Just last week. But this! Amazing:

“In fact, there is no kind of problem or obstacle for which positive thinking or a positive attitude has not been proposed as a cure. Having trouble finding a mate? Nothing is more attractive to potential suitors than a positive attitude, or more repellent than a negative one. Need money? Wealth is one of the principal goals of positive thinking. There are hundreds of self-help books expounding on how positive thinking can "attract" money – a method supposedly so reliable that you are encouraged to begin spending it now.
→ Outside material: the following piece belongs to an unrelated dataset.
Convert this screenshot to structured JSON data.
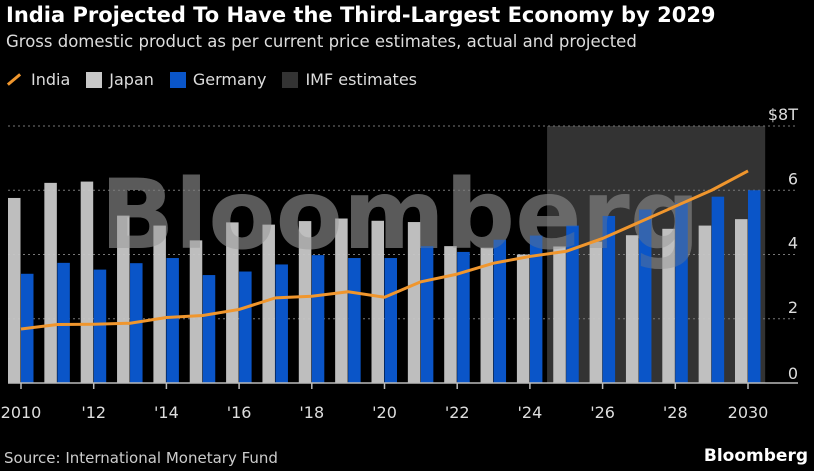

Practical problems such as low wages and unemployment are mentioned only as potential "excuses". The real obstacle lies in your mind.“

AND

“ But others in the cancer care business have begun to speak out against what one has called "the tyranny of positive thinking". When a 2004 study found no survival benefits for optimism among lung cancer patients, its lead author, Penelope Schofield, wrote: "We should question whether it is valuable to encourage optimism if it results in the patient concealing his or her distress in the misguided belief that this will afford survival benefits... If a patient feels generally pessimistic... it is important to acknowledge these feelings as valid and acceptable."

Whether repressed feelings are themselves harmful, as many psychologists claim, I'm not so sure, but without question there is a problem when positive thinking "fails" and the cancer spreads or eludes treatment. Then the patient can only blame herself: she is not being positive enough; possibly it was her negative attitude that brought on the disease in the first place.”